Девушка, которая умеет быть волчицей

Екатерина Осенняя
 В комнате нестерпимо душно. Обыденность втягивает меня в свое нутро, незаметно и подло. Стены и окна, запертые двери, теснота. Думая, как сделать жизнь удобнее и уютнее, я забываю о том, что значит жить.
Все началось давно. Я умела превращаться в волчицу. Мне не нужно было полнолуние, мне не нужно было ничего, кроме собственной воли. Собственной воли и голода. Он давал о себе знать, давал знать очень остро и неожиданно, врывался во сны, заставлял дышать чуть чаще, делал все движения чуть резче. Ему можно было противостоять, давить его в себе, усыплять и заговаривать его ненасытные зубы. А можно было поддаться. Я часто выбирала второе, и моя улыбка становилась оскалом. Я пила свободу жадными глотками и однажды я дорого за это заплатила.
В той пещере было сыро и холодно, но мне нужно было спрятаться хоть на некоторое время, а до другого места у меня не хватило бы сил дойти.
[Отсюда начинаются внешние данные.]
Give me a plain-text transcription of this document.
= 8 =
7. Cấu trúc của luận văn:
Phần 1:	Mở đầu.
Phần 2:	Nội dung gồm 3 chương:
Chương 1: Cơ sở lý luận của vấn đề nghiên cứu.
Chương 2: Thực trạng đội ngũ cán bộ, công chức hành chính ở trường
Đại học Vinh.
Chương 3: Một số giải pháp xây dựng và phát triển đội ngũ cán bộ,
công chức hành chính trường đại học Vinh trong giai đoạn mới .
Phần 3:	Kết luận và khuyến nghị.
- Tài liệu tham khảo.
Все мое звериное тело ныло, шерсть слиплась от крови, а кое-где была выдрана целыми клоками. Я лежала на твердой земле и тяжело дышала. Он оказался слишком силен. Я не рассчитала. Мне казалось, он выследит меня, но его не было. И все равно, я боялась. Переждав ночь, я, раненая и вымученная, побрела в город. К своему дому. Но добраться до него так и не смогла. Слабость заставила меня лечь в какой-то грязной подворотне, и я провалилась в темноту.
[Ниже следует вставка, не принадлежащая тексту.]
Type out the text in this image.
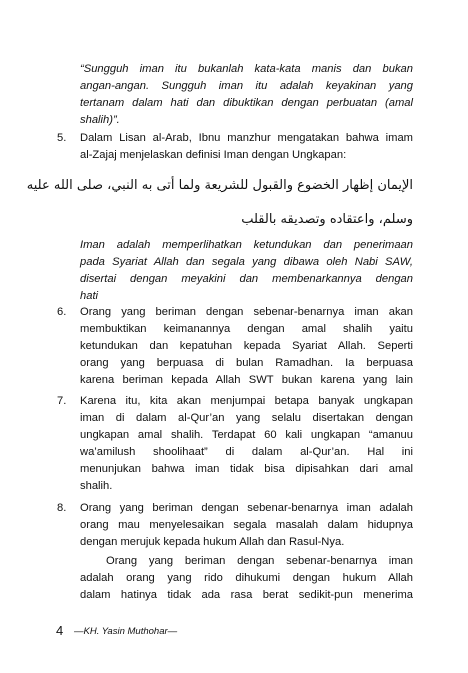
“Sungguh iman itu bukanlah kata-kata manis dan bukan
angan-angan. Sungguh iman itu adalah keyakinan yang
tertanam dalam hati dan dibuktikan dengan perbuatan (amal
shalih)”.
5. Dalam Lisan al-Arab, Ibnu manzhur mengatakan bahwa imam
al-Zajaj menjelaskan definisi Iman dengan Ungkapan:
الإيمان إظهار الخضوع والقبول للشريعة ولما أتى به النبي، صلى الله عليه
وسلم، واعتقاده وتصديقه بالقلب
Iman adalah memperlihatkan ketundukan dan penerimaan
pada Syariat Allah dan segala yang dibawa oleh Nabi SAW,
disertai dengan meyakini dan membenarkannya dengan
hati
6. Orang yang beriman dengan sebenar-benarnya iman akan
membuktikan keimanannya dengan amal shalih yaitu
ketundukan dan kepatuhan kepada Syariat Allah. Seperti
orang yang berpuasa di bulan Ramadhan. Ia berpuasa
karena beriman kepada Allah SWT bukan karena yang lain
7. Karena itu, kita akan menjumpai betapa banyak ungkapan
iman di dalam al-Qur’an yang selalu disertakan dengan
ungkapan amal shalih. Terdapat 60 kali ungkapan “amanuu
wa’amilush shoolihaat” di dalam al-Qur’an. Hal ini
menunjukan bahwa iman tidak bisa dipisahkan dari amal
shalih.
8. Orang yang beriman dengan sebenar-benarnya iman adalah
orang mau menyelesaikan segala masalah dalam hidupnya
dengan merujuk kepada hukum Allah dan Rasul-Nya.
Orang yang beriman dengan sebenar-benarnya iman
adalah orang yang rido dihukumi dengan hukum Allah
dalam hatinya tidak ada rasa berat sedikit-pun menerima
4 —KH. Yasin Muthohar—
Я думала, что погибну. Но меня спасли. Не знаю, зачем этот человек подобрал и выходил меня. Теперь я живу с ним. С ним я стала счастливой. Очень счастливой. Мы уже долго счастливы вместе. А волчица во мне умерла. В ту самую ночь без единого проблеска света.
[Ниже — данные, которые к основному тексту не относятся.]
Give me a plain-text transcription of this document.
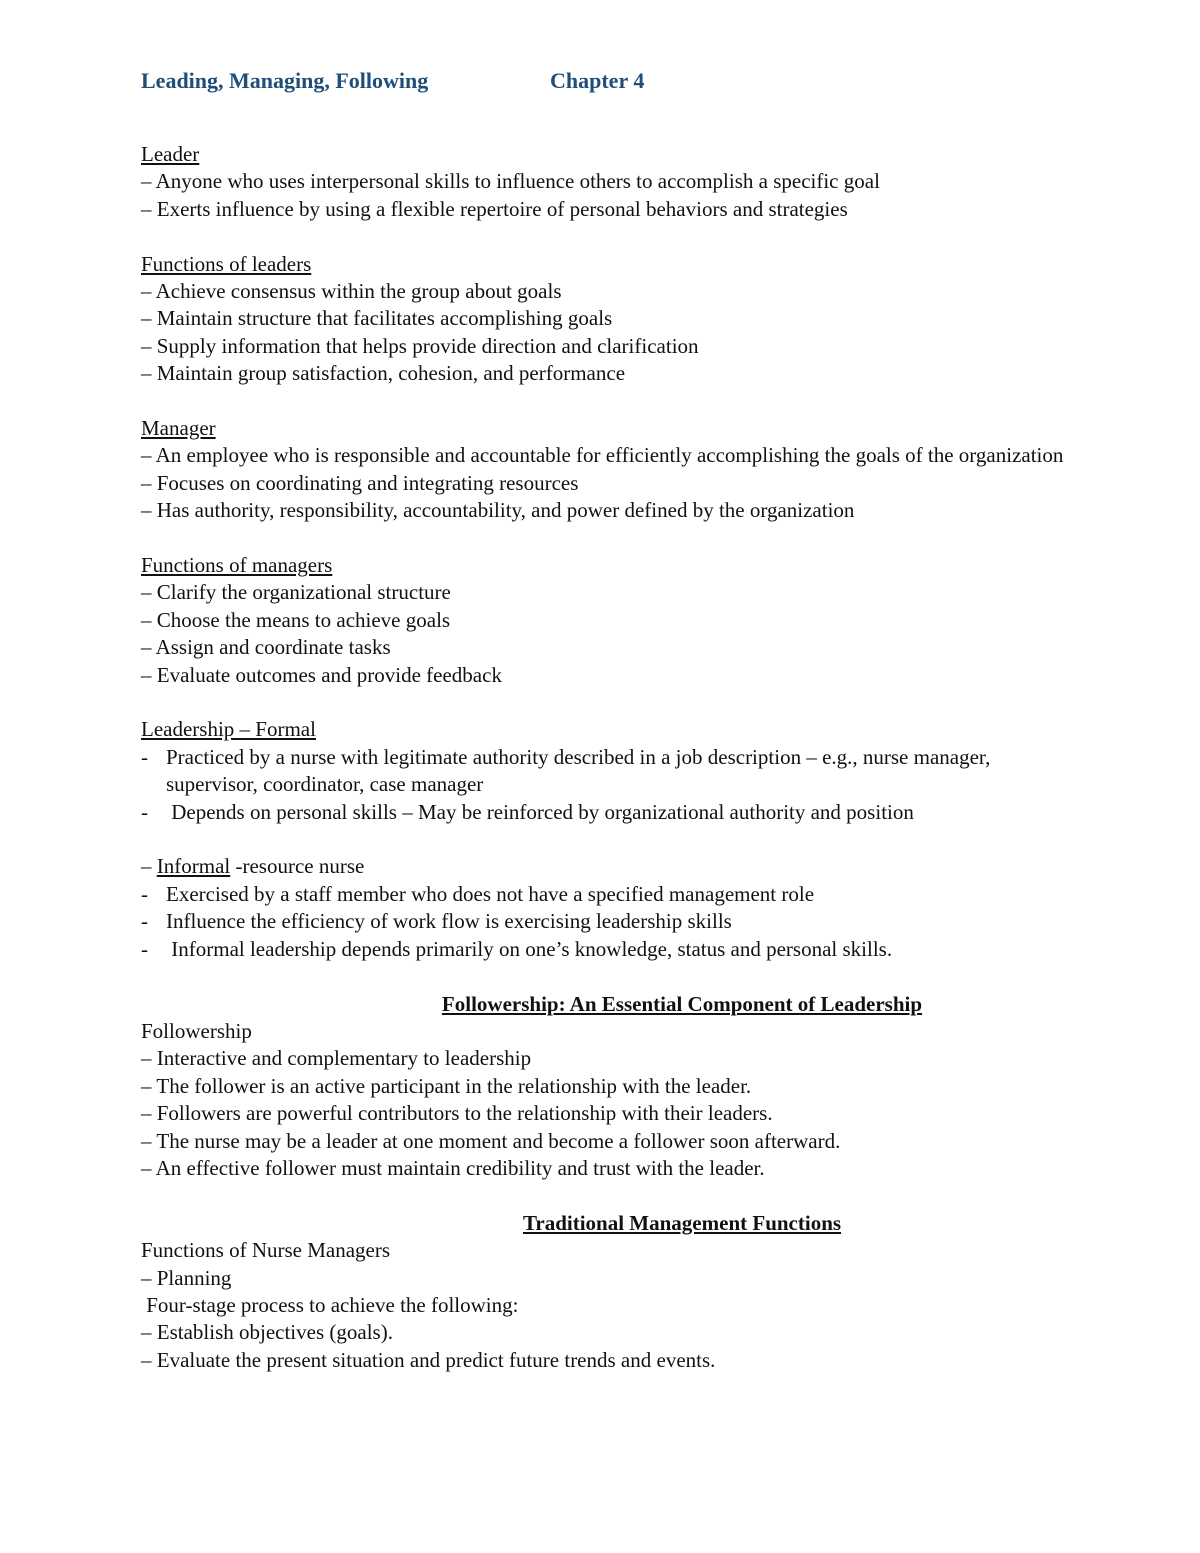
Leading, Managing, Following	Chapter 4
Leader
– Anyone who uses interpersonal skills to influence others to accomplish a specific goal
– Exerts influence by using a flexible repertoire of personal behaviors and strategies
Functions of leaders
– Achieve consensus within the group about goals
– Maintain structure that facilitates accomplishing goals
– Supply information that helps provide direction and clarification
– Maintain group satisfaction, cohesion, and performance
Manager
– An employee who is responsible and accountable for efficiently accomplishing the goals of the organization
– Focuses on coordinating and integrating resources
– Has authority, responsibility, accountability, and power defined by the organization
Functions of managers
– Clarify the organizational structure
– Choose the means to achieve goals
– Assign and coordinate tasks
– Evaluate outcomes and provide feedback
Leadership – Formal
- Practiced by a nurse with legitimate authority described in a job description – e.g., nurse manager, supervisor, coordinator, case manager
- Depends on personal skills – May be reinforced by organizational authority and position
– Informal -resource nurse
- Exercised by a staff member who does not have a specified management role
- Influence the efficiency of work flow is exercising leadership skills
- Informal leadership depends primarily on one’s knowledge, status and personal skills.
Followership: An Essential Component of Leadership
Followership
– Interactive and complementary to leadership
– The follower is an active participant in the relationship with the leader.
– Followers are powerful contributors to the relationship with their leaders.
– The nurse may be a leader at one moment and become a follower soon afterward.
– An effective follower must maintain credibility and trust with the leader.
Traditional Management Functions
Functions of Nurse Managers
– Planning
Four-stage process to achieve the following:
– Establish objectives (goals).
– Evaluate the present situation and predict future trends and events.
Я открываю окно настежь. Поздней осенью, в промозглый вечер я открываю окно настежь, и сквозняк врывается в мои до тошноты благополучные стены. Но в комнате все равно душно. Это верный признак того, что мой голод снова просыпается. Чтобы насытить его, нужна свобода. Нужно забыть о привязанности, о золотом ошейнике из безвыходной надежности, и вырваться наружу. Мое сердце начинает биться чаще. Мое тело сильное, гибкое и быстрое. Мое дыхание – пар в холодном воздухе. Мои губы… кажется, что если я проведу по ним языком, то почувствую такой знакомый, заставляющий трепетать, соленый привкус крови. По позвоночнику пробегает дрожь, начинают расширяться зрачки. Пальцы вцепляются в подоконник, я резко провожу по нему ногтями, будто он моя жертва. Он твердый, и мелкие острые кусочки давно застывшей краски забиваются мне под ногти. Воскресшее чувство боли, а следом за ним вереница забытых ощущений. Окно. Открытое окно. И я почти, почти…
 Почти беззвучно открывается дверь, и входит мой спаситель. Он закрывает окно, потому что дует. Он не видит два сломанных ногтя и короткие неглубокие дорожки на подоконнике. Он прав. Человек должен любить уют и тепло. Теперь я живу в довольстве и спокойствии. Я счастлива. Волчица во мне умерла.
Я подхожу к нему и беру его за руку. Нежно ему улыбаюсь. Мы ложимся спать. Вздрогнув на мне и изогнувшись в судороге, он затихает и скоро погружается в сон. Нужно поцеловать его на прощание. Поцеловать и поблагодарить. Я склоняю голову к его голове…
Должно быть, звон разбитого стекла разбудит его. Но это уже неважно. Я вырываюсь в пустое пространство, под небо в дожде, под косые струи. Моя холеная шерстка быстро мокнет, а я бегу, прорываясь сквозь холодную, чужую, неуютную пелену, не зная ни пути, не цели. В моем беге – наслаждение, которого никогда не испытать на сытый желудок в клетке. Меня разрывает на части стук моего сердца. Моя душа, разросшаяся вдруг настолько, что ей стало тесно тело, рвется наружу, останавливает и без того прерывистое дыхание. Я бегу, а дождь размывает оставшиеся на земле следы. Нет прошлого. Нет будущего. Есть только настоящее, вырванное из бесконечно огромного тела времени и подаренное мне, девушке, которая умеет быть волчицей.